One group query must specify exactly one metric and one resource type, because each combined pair defines its own set of promoted indices, we MUST NOT combine them! This is reflected in createTssQuery.

For each OR group, we are grabbing descriptors, using which we can finally verify if conditions in filters are defined correctly, if a group by fields specifies existing fields, and we can compute indices we know we can query.

Then, we map the query to widecolumn one. From notable elements:

  • We are passing a reducing mask for fields, it will make output uid.Key have some fields “reduced”!
  • We most of the time ignore perSeriesAligner passed by the user, and switch to ALIGN_SUMMARY. It is because when we save, we use almost exclusively ALIGN_SUMMARY. Other types almost always can be derived from summary, so there is no point in maintaining all.
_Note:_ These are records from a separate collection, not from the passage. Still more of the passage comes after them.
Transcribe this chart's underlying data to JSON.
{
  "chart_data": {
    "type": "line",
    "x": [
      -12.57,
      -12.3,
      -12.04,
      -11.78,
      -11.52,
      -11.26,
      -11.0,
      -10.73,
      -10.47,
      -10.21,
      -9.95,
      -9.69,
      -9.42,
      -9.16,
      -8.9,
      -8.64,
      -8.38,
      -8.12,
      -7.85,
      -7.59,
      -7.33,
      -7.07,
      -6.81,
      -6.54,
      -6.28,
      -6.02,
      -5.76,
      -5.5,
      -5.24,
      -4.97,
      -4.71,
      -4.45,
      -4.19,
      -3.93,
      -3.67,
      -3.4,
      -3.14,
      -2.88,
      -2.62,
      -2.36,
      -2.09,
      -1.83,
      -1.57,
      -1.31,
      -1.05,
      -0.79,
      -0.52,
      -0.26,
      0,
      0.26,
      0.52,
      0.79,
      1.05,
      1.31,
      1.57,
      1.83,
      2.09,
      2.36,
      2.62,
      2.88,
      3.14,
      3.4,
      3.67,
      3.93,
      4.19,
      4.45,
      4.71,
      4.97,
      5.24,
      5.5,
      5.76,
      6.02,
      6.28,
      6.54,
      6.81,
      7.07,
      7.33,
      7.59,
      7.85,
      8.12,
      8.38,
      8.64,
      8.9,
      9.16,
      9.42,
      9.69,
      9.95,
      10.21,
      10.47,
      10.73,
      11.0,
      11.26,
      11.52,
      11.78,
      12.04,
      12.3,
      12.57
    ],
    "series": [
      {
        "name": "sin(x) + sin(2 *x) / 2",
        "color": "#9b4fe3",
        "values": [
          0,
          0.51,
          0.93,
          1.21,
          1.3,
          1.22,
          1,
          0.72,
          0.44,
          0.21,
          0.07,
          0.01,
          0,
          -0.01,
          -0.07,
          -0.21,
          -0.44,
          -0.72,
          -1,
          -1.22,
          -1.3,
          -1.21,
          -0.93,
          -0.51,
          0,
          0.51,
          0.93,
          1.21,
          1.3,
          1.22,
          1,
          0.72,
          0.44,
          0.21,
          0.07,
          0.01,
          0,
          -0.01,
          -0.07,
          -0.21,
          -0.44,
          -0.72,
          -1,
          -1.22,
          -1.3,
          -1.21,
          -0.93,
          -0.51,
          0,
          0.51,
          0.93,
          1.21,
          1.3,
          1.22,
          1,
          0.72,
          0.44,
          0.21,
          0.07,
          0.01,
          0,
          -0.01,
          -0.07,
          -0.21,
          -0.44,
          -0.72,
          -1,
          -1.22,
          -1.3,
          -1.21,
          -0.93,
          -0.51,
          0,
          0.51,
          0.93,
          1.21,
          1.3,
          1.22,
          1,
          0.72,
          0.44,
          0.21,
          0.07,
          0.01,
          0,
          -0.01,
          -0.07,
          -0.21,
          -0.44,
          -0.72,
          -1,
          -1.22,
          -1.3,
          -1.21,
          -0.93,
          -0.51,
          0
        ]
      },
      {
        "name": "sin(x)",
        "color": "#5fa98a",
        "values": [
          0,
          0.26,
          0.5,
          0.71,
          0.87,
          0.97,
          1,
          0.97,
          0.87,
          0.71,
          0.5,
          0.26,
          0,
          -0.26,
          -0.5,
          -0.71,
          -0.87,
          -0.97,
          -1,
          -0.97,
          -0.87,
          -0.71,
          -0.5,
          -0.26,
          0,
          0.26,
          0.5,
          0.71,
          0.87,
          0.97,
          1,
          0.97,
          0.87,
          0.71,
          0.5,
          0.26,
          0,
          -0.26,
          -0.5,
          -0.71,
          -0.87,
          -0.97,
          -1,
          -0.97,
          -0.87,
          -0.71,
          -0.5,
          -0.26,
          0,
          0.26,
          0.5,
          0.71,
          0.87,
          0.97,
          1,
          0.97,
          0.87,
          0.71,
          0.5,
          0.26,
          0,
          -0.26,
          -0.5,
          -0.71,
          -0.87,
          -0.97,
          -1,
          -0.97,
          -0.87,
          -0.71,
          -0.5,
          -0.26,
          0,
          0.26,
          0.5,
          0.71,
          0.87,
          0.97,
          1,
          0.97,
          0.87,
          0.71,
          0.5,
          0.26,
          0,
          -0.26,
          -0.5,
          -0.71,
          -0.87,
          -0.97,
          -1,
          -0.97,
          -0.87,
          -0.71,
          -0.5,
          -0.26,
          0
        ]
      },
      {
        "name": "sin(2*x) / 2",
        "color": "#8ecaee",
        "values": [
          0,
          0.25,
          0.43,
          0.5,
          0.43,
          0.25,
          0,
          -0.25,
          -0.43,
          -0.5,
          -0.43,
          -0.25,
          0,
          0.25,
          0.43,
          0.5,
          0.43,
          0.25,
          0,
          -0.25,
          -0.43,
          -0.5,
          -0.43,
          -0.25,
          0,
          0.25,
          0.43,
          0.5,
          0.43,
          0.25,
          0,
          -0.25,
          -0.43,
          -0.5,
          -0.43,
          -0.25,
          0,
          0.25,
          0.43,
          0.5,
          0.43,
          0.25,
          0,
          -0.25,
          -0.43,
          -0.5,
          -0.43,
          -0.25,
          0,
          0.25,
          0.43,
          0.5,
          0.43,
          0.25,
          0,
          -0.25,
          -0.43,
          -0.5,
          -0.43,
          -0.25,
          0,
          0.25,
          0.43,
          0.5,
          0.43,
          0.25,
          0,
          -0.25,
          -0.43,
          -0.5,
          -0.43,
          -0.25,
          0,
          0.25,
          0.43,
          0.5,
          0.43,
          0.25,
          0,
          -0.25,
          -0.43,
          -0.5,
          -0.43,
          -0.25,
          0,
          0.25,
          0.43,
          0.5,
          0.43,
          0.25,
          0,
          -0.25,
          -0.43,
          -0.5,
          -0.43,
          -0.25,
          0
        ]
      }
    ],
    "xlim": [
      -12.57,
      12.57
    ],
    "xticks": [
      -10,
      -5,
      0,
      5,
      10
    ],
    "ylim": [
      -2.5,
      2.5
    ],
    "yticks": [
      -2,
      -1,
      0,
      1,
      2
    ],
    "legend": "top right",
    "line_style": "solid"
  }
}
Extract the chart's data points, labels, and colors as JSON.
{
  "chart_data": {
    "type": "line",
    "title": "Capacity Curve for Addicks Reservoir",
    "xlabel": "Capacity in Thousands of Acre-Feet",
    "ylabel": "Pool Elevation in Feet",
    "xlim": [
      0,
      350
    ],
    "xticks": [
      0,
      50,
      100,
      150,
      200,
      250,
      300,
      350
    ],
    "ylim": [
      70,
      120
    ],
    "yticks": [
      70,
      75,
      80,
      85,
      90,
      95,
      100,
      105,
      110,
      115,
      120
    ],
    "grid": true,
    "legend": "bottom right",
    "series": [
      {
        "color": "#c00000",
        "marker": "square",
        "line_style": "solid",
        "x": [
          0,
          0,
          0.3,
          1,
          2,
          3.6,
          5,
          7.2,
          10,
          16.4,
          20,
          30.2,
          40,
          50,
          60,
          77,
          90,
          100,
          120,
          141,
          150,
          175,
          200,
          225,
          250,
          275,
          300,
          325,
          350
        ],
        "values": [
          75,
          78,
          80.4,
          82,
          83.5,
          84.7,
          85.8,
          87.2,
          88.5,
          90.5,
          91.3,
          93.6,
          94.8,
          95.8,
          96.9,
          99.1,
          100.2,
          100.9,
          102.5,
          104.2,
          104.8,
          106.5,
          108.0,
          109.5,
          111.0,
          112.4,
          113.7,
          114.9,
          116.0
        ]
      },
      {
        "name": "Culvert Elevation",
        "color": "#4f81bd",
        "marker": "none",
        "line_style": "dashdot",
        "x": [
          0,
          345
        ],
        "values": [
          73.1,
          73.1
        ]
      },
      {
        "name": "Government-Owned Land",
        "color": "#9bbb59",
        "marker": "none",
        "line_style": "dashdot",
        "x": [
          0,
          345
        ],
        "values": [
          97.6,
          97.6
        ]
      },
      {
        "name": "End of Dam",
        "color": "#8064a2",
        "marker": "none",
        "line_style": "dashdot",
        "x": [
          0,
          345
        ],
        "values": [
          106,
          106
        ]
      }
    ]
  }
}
Finally, we execute the query with our batch processor. Thanks to the reducing mask, the field Key for each KeyedValues has already reduced the list of key values, reduced keys are in the rest key set. This is how we implement groupBy in monitoring. Each entry in the resultEntries map field of queryResultProcessor will represent the final TimeSerie object. However, this is a very CPU and RAM-intensive task, because widecolumn storage returns values still as we saved them, all individual instances! If for a single timestamp, we have thousands of entries sharding the same key, then we will merge thousands of points to have one point, and we repeat per each timestamp. At least a wide column guarantees that, when querying, results will be returned only with increasing seq value. If we query with AP = 300s, we will get points for let’s say noon, then 12:05, and so on. When we see the sequence jump, then we know we can add the final point to the increasing list.

Still, this is a serious scaling issue if we try to merge large collections into a single reduced key.

Since perSeriesAligner is different from what we passed to widecolumn compared to what the user requested when we convert ColumnValue into TimeSerie point (function buildPointFromWCColumnValue), we need to extract proper value from the summary object.

Once TimeSerie is obtained, we resolve in bulk all integer keys into a string, and we can form output time series.